Toutefois la question fondamentale de l’égalité entre retraités du stock et du flux n’a pas été abordée dans la requête et le Conseil constitutionnel ne l’a pas abordée.
L’inégalité entre le stock et le flux demeure :
La réforme procède, comme souvent en France, d’une différenciation du stock et du flux. L’effort financier est porté par les générations les plus jeunes, pendant que les anciennes conservent leur rente. Ce système reste profondément inégalitaire ; il est aussi le signe indéniable d’une société française crispée sur ses acquis et privilégiant le passé sur l’avenir ; celui d’un pays en déclin.
A compter du 1er janvier 2009, l’attribution de pensions indexées est réservée à ceux qui justifient de 15 ans de services effectifs outre-mer. C’est pour l’essentiel la fin de l’effet d’aubaine.
– Pour les bénéficiaires actuels, à partir du 1er janvier 2009 une dégressivité est mise en place pour arriver à 18 000 euros de plafond en 2018 (10 % de l’écart par an entre la valeur réelle servie et le plafond de 2018) ; cela fait 2,16 MFCFP par an ou 180 000 FCFP par mois, largement plus que le salaire minimum d’un actif. Une majoration que les pensionnés pourront garder à vie, sauf nouvelle réforme ou débâcle financière.
– Les fonctionnaires qui prennent leur retraite en 2009 et 2010 bénéficient d’une ITR plafonnée à 14 000 euros (1,68MF), ceux qui prendront leur retraite en 2011 et 2012 d’une ITR plafonnée à 12 000 euros (1,44MF) et ceux qui prendront leur retraite en 2013 et 2014 d’une ITR plafonnée à 10 000 euros (1,2 MF). L’ITR devrait ensuite être plafonnée à 8 000 euros en 2015, 2016, 2017 et 2018 (960 000 F) puis reprendre une dégressivité jusqu’en 2028, date de l’arrêt de nouveaux entrants dans le dispositif.
Ainsi, en 2010, un retraité aisé, issu du stock d’avant 2009, peut percevoir une ITR hors plafond, baissant partiellement et jusqu’à un plancher de 18 000 € en 2018, alors que le retraité du flux d’après 2009 ne perçoit en 2010 qu’une ITR plafonnée à 14 000 €. On paie bien deux retraités, au même moment et dans la même situation, à des taux différents. Cela contredit le principe d’égalité. Mais il est peu probable que les privilégiés de la rente ne s’en plaignent au Conseil constitutionnel. La question ne pourrait être posée que par un retraité du flux, alors qu’il sait qu’il n’aura pas intérêt à la décision qui n’affectera pas sa situation…
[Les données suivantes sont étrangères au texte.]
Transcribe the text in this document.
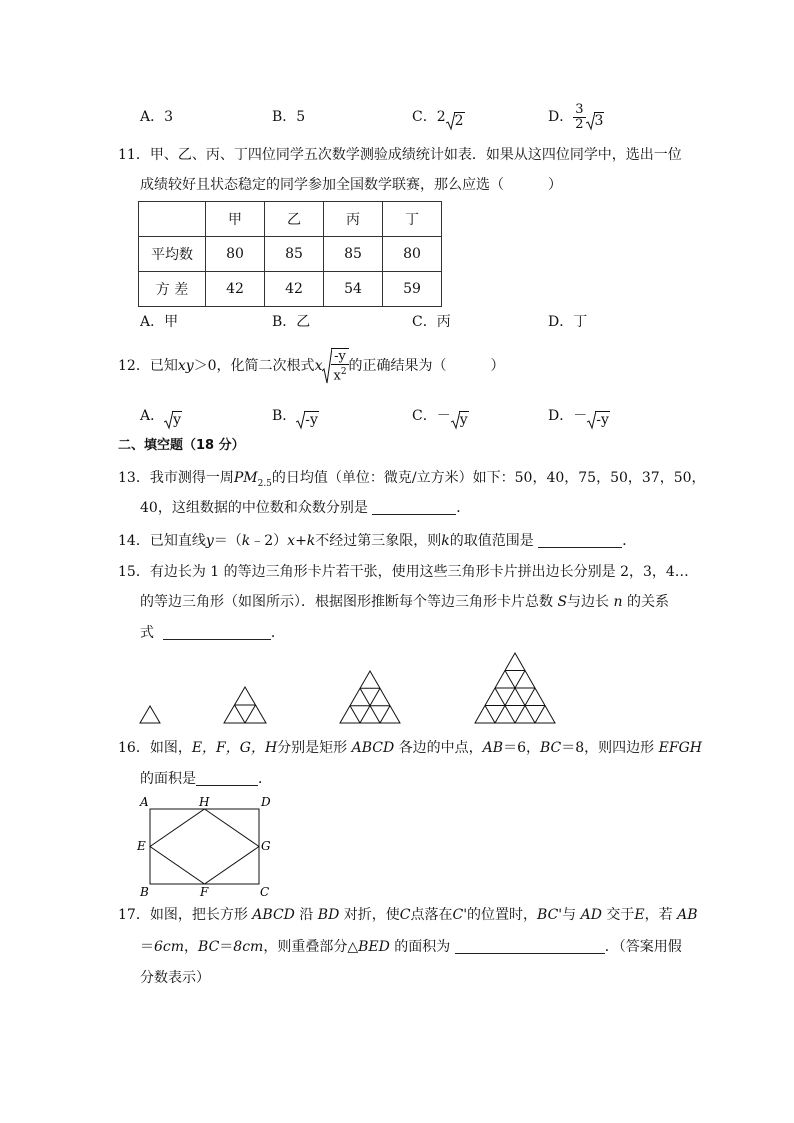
A．3	B．5	C．2 2	D． $\frac{3}{2} 3$
11．甲、乙、丙、丁四位同学五次数学测验成绩统计如表．如果从这四位同学中，选出一位
成绩较好且状态稳定的同学参加全国数学联赛，那么应选（	）
	甲	乙	丙	丁
平均数	80	85	85	80
方 差	42	42	54	59
A．甲	B．乙	C．丙	D．丁
12．已知xy＞0，化简二次根式x $\frac{-y}{x^2}$ 的正确结果为（	）
A． y	B． -y	C．－ y	D．－ -y
二、填空题（18 分）
13．我市测得一周$PM_{2.5}$的日均值（单位：微克/立方米）如下：50，40，75，50，37，50，
40，这组数据的中位数和众数分别是	．
14．已知直线y＝（k﹣2）x+k不经过第三象限，则k的取值范围是	．
15．有边长为 1 的等边三角形卡片若干张，使用这些三角形卡片拼出边长分别是 2，3，4…
的等边三角形（如图所示）．根据图形推断每个等边三角形卡片总数 S与边长 n 的关系
式	．
16．如图，E，F，G，H分别是矩形 ABCD 各边的中点，AB＝6，BC＝8，则四边形 EFGH
的面积是	．
A	H	D
E	G
B	F	C
17．如图，把长方形 ABCD 沿 BD 对折，使C点落在C'的位置时，BC'与 AD 交于E，若 AB
＝6cm，BC＝8cm，则重叠部分△BED 的面积为	．（答案用假
分数表示）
Une dérogation au principe d’égalité pour un motif d’intérêt général est néanmoins possible. Ainsi dans la décision n° 2003-483 DC sur les retraites, le Conseil constitutionnel a t-il admis qu’on puisse tenir compte, pour les corriger, d’inégalités de fait entre hommes et femmes, sans porter atteinte au principe d’égalité hommes/femmes. L’intérêt général est ici de faire supporter un coût moindre à la collectivité, pas d’entretenir le train de vie des arrivants les plus précoces, ceux qui ont déjà bien profité ou tout simplement les plus âgés. De même, cet intérêt général, s’il est de ne pas perturber exagérément l’économie Outre-mer et le marché de l’immobilier, doit y être lié. La dérogation alors ne peut être que temporaire pour stabiliser une situation avant de revenir au principe d’égalité sans faire perdurer des inégalités. On pourrait invoquer encore un principe de confiance légitime, mais qui en l’espèce consiste à tirer des chèques sur l’avenir, alors que notre système de retraite ressemble surtout à la pyramide de Ponzi, chère à Bernard Madoff.
En une formule, nous sommes bien loin de la devise révolutionnaire de liberté, d’égalité et de fraternité, la réforme contredisant ces trois mots simultanément. On rappellera, avec dérision et pour relativiser la dimension de cette affaire, que la caractéristique des comportements latins est de conjuguer un immense individualisme avec le déni de principes collectifs pourtant fermement affichés.